Alex Crow acrow at integrafin.co.uk
Mon Nov 12 12:22:47 UTC 2018


On 12/11/18 11:51, Premysl Kouril wrote:
>
> Hi,
>
>
> We are planning to build NAS solution which will be primarily used via 
> NFS and CIFS and workloads ranging from various archival application 
> to more “real-time processing”. The NAS will not be used as a block 
> storage for virtual machines, so the access really will always be file 
> oriented.
>
>
> We are considering primarily two designs and I’d like to kindly ask 
> for any thoughts, views, insights, experiences.
>
>
> Both designs utilize “distributed storage software at some level”. 
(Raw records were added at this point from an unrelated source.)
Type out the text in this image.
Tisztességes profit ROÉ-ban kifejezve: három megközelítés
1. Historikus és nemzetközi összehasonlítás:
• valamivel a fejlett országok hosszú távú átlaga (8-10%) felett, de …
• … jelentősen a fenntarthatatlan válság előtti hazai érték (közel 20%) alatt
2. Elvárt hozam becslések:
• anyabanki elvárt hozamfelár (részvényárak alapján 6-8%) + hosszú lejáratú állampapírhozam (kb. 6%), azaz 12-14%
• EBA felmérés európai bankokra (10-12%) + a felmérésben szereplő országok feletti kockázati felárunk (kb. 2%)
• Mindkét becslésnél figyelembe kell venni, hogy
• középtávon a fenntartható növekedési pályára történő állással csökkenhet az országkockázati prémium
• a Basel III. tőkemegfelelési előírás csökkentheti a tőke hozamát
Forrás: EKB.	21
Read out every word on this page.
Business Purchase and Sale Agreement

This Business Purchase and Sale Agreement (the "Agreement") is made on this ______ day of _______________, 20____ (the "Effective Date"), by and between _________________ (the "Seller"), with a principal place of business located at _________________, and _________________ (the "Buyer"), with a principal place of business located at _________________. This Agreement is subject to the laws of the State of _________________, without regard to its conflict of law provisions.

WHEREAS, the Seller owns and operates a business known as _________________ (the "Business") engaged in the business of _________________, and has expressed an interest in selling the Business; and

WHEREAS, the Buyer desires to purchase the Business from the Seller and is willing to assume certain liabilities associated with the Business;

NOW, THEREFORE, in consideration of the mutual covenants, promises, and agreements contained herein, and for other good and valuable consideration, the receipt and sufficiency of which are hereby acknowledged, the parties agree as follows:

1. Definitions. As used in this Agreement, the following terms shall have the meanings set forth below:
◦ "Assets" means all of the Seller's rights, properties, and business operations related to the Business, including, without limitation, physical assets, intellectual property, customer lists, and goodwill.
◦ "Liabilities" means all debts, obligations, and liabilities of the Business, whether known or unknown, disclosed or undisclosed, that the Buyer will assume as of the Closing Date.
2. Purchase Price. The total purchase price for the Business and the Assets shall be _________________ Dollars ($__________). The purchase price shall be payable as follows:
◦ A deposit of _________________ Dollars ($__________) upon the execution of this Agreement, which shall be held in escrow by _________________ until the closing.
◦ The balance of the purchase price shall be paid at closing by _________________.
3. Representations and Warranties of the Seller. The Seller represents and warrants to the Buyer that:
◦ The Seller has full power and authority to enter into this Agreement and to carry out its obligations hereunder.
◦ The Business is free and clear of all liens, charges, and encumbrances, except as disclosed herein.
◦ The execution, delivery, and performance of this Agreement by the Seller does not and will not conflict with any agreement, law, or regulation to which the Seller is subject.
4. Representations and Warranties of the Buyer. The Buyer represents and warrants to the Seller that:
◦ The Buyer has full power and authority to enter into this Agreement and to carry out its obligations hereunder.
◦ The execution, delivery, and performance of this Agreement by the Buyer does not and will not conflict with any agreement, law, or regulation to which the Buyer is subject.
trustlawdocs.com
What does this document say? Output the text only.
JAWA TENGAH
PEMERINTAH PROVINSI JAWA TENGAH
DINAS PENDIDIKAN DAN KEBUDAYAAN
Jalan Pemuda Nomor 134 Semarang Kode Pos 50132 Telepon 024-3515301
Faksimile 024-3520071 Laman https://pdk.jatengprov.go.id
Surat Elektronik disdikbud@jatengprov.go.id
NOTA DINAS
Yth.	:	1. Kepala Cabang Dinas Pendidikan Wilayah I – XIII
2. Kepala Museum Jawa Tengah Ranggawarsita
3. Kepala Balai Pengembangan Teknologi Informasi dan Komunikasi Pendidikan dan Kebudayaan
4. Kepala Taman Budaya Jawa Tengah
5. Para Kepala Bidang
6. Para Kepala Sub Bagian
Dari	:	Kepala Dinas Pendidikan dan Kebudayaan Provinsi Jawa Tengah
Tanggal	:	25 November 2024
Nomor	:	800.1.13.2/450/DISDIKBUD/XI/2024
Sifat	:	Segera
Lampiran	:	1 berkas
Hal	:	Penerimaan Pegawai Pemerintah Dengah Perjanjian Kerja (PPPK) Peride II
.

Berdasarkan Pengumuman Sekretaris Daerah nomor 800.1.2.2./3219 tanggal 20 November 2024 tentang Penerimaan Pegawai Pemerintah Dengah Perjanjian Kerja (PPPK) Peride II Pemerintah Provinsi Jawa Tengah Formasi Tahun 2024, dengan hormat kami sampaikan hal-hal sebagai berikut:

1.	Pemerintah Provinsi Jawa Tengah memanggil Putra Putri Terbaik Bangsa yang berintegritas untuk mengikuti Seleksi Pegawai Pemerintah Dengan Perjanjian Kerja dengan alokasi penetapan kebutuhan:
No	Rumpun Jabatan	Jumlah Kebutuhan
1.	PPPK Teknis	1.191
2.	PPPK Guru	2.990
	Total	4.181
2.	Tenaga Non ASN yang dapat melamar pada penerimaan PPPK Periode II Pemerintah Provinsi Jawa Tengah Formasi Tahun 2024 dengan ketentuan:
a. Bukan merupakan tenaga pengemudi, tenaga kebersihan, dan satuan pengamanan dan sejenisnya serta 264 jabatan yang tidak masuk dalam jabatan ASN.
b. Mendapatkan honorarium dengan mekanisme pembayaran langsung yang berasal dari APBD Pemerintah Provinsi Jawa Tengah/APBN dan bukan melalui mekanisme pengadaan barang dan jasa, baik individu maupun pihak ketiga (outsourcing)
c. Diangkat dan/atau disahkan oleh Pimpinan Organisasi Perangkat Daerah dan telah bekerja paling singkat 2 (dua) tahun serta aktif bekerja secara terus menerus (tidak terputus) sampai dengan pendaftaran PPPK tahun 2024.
> Both designs would be built from commodity servers and should scale as 
> we grow. Both designs involve virtualization for instantiating "access 
> virtual machines" which will be serving the NFS and CIFS protocol - so 
> in this sense the access layer is decoupled from the data layer itself.
>
>
> First design is based on a distributed filesystem like Gluster or 
> CephFS. We would deploy this software on those commodity servers and 
> mount the resultant filesystem on the “access virtual machines” and 
> they would be serving the mounted filesystem via NFS/CIFS.
>
>
> Second design is based on distributed block storage using CEPH. So we 
> would build distributed block storage on those commodity servers, and 
> then, via virtualization (like OpenStack Cinder) we would allocate the 
> block storage into the access VM. Inside the access VM we would deploy 
> ZFS which would aggregate block storage into a single filesystem. And 
> this filesystem would be served via NFS/CIFS from the very same VM.
>
>
> Any advices and insights highly appreciated
>
>
> Cheers,
>
> Prema
>
>

For just NAS, I'd suggest looking at some of the other Distributed File 
System projects such as MooseFS, LizardFS, BeeGFS (open source), 
weka.io, Exablox (proprietary), etc. They are perhaps more suited to a 
general purpose, unstructured NAS use with a mix of file sizes and 
workloads. GlusterFS would work but we found it only gave good enough 
performance on large files (>10MB) and was too slow with directories 
containing more that a thousand or so files.